ESBI MEDIA – Envisagez-vous de vous lancer dans l’écriture et la réalisation de films ? Si oui, quel serait le titre de votre tout premier film et de quoi parlerait-il ?
Oui, je souhaite certainement me lancer dans la réalisation de films. Quant à avoir déjà un scénario, bien sûr que j’en ai un. Mais en ce qui concerne le titre, j’ai souvent du mal à trouver des titres, même pour mes chansons. Par exemple, aujourd’hui j’ai enregistré une chanson en studio, elle est prête, mais je n’ai pas encore de titre pour celle-ci. Pour moi, le titre est un peu comme une enveloppe dans laquelle tu mets ton art, et je pense qu’il faut y prêter attention. Une fois que l’enveloppe est scellée, on ne peut pas l’ouvrir sans la déchirer, et parfois cela peut avoir un impact sur la perception de la qualité de l’art. Donc, les titres sont quelque chose qui vient à la fin pour moi. Une fois que j’aurai fini d’écrire ma chanson aujourd’hui, si j’ai trouvé un titre, je le lui donnerai, sinon je demanderai simplement à mon producteur de l’intituler « Nouvelle sortie d’Ines D ». Donc, pour le moment, je n’ai pas encore de titre pour mon film, car j’aime laisser mon imagination s’envoler. Je ne veux pas lui imposer une direction en lui donnant un titre trop tôt.
ESBI MEDIA – À votre avis, quelles sont les compétences et attitudes qu’un artiste musicien devrait avoir pour impacter positivement les mélomanes et laisser sa marque à travers le temps ?
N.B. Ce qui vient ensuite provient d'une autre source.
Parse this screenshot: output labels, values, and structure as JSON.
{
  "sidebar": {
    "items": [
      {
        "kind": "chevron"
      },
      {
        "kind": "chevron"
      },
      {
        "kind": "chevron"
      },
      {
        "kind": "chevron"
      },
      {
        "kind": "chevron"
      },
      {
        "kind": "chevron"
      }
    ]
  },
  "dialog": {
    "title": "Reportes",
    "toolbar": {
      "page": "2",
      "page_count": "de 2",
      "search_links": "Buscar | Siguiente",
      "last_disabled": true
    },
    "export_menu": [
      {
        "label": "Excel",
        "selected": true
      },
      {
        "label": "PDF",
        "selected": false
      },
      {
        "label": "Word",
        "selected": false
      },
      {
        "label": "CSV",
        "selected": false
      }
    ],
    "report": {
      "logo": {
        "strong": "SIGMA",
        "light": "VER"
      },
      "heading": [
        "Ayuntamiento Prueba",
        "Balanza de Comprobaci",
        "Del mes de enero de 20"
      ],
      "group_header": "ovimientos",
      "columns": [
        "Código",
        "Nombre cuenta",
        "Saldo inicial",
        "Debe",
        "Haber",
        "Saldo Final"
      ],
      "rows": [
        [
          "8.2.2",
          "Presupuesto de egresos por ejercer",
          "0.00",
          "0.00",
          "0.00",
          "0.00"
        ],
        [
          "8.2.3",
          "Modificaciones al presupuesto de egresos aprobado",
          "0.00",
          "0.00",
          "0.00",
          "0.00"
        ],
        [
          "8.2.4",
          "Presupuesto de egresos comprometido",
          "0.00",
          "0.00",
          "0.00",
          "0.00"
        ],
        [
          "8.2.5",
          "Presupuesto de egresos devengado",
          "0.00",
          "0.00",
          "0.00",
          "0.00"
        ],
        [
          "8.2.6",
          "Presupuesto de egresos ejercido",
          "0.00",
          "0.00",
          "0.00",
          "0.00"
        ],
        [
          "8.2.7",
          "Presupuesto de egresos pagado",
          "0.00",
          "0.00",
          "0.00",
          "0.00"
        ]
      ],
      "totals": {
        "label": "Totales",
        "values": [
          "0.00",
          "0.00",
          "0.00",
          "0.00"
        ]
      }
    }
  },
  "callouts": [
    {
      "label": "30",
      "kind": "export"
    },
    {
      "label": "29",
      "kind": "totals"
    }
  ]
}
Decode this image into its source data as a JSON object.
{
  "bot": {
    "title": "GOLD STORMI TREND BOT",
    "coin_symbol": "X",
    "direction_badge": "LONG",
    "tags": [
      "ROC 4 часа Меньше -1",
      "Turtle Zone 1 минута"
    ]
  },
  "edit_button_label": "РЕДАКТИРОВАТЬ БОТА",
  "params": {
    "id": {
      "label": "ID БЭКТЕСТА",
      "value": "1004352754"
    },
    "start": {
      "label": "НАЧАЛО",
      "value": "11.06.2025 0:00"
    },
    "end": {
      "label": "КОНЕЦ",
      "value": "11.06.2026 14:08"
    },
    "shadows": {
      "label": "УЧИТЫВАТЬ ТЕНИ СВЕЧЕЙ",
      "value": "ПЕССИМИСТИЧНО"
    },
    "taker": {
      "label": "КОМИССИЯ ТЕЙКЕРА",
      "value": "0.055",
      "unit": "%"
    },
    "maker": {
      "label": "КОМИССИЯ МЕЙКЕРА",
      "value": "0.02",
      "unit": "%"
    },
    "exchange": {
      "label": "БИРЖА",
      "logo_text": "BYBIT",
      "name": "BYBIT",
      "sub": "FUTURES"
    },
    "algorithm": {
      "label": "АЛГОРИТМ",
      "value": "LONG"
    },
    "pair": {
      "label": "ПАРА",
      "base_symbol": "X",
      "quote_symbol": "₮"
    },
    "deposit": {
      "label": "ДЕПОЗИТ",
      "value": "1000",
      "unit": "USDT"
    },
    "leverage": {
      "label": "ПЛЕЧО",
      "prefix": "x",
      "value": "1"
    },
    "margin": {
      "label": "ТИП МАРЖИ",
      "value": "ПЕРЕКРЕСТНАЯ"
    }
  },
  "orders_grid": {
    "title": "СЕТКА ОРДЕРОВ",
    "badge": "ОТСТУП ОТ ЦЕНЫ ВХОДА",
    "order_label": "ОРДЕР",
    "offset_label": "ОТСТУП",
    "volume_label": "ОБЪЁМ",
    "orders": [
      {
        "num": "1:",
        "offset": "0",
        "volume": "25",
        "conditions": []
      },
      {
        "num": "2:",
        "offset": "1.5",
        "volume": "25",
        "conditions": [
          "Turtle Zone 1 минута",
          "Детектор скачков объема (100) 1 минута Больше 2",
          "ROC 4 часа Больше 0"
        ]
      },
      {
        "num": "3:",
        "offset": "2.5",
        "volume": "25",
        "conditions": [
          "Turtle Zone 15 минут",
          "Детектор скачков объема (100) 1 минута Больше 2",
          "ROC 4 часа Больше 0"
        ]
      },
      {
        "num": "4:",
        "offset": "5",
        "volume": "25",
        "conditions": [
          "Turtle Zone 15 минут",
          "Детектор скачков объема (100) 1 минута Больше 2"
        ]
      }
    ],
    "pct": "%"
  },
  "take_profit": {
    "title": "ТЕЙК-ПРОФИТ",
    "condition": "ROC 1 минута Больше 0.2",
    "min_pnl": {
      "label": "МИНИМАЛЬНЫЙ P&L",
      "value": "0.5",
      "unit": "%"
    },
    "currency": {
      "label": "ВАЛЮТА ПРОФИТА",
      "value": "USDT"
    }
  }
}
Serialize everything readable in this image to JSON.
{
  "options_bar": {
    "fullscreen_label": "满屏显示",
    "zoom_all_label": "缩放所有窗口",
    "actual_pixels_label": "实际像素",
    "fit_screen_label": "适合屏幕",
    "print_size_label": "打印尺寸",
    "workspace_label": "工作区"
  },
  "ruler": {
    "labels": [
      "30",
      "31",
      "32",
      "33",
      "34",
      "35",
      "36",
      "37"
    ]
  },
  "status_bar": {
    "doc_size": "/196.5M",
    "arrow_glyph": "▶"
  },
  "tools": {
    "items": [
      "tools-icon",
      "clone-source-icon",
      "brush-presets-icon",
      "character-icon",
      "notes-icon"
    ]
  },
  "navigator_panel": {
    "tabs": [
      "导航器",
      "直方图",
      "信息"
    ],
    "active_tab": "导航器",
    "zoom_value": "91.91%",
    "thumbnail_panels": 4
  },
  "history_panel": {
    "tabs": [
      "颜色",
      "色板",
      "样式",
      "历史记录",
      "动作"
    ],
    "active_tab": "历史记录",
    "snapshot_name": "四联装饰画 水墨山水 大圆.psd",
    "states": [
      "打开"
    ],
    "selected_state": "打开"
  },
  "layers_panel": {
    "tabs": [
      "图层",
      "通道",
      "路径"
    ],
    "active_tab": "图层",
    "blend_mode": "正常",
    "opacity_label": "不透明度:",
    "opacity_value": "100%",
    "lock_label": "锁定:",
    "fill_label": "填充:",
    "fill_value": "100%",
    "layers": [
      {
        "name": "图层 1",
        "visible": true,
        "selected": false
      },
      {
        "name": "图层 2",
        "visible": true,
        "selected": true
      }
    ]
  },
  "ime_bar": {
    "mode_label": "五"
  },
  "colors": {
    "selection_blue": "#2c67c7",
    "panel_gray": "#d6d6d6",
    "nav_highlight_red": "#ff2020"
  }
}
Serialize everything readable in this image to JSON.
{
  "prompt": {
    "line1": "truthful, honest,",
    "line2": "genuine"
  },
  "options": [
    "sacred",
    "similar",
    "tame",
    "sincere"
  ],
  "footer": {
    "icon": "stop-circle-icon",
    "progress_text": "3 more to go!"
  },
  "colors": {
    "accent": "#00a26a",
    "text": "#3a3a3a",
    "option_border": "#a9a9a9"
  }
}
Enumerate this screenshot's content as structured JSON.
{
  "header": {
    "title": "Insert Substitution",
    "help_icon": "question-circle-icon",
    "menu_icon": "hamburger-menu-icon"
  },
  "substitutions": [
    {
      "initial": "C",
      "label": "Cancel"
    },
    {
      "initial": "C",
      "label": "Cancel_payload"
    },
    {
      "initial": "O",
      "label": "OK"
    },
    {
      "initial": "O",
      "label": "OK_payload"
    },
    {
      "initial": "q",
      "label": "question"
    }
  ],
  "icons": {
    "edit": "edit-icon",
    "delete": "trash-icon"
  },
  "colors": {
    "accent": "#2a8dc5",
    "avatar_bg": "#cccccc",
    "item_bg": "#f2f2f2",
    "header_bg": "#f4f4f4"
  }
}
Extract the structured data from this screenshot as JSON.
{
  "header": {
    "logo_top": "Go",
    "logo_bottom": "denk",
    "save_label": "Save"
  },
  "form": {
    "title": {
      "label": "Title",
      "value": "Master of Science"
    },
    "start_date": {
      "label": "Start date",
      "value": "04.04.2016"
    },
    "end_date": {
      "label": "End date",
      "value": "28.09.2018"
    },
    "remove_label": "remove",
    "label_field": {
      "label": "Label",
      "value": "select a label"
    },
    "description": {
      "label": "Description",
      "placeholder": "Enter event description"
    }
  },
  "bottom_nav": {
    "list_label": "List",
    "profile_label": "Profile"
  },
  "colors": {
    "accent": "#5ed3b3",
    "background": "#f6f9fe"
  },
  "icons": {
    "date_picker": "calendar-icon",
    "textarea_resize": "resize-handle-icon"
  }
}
À mon avis, les compétences et attitudes qu’un artiste musicien devrait avoir pour avoir un impact positif sur les mélomanes et laisser une marque à travers le temps sont les suivantes :
- Authenticité : Il est essentiel d’être soi-même et de ne pas se conformer à l’image conventionnelle attendue des artistes. Croire en ses rêves et se battre pour les réaliser est primordial.
- Travail acharné : Il faut comprendre que le succès artistique repose sur le travail acharné et la passion. Une discipline rigoureuse et une exigence envers soi-même sont nécessaires pour atteindre ses objectifs.
- Intégrité artistique : Il est important de ne pas perdre son identité artistique et personnelle. L’artiste doit s’assurer que son art représente les valeurs auxquelles il tient le plus. Il est crucial de rester fidèle à ses convictions et de ne pas compromettre son intégrité pour plaire au public ou pour des raisons commerciales.
- Communication émotionnelle : Les artistes doivent être capables de transmettre leurs émotions à travers leur art. Ils doivent être authentiques et sincères dans leurs expressions, car cela permet aux auditeurs de comprendre et de se connecter émotionnellement à leur travail.
- Qualité du travail : Ce qui laisse une marque à travers le temps, c’est la qualité du travail et non la quantité. L’artiste doit se concentrer sur la perfection de son art, en le peaufinant et en lui apportant une touche unique. Cela demande du temps, de l’effort et de l’attention aux détails.
- Impact durable : Pour que l’artiste laisse une marque durable, il est essentiel de créer un impact profond sur les auditeurs. L’objectif est de rendre son art inoubliable, de le transformer en une expérience puissante et addictive pour les auditeurs, de sorte qu’ils ne puissent plus se passer de sa musique.
En résumé, pour impacter positivement les mélomanes et laisser sa marque à travers le temps, un artiste musicien doit être authentique, travailler dur, préserver son intégrité artistique, communiquer ses émotions, créer un travail de qualité et créer un impact durable sur le public.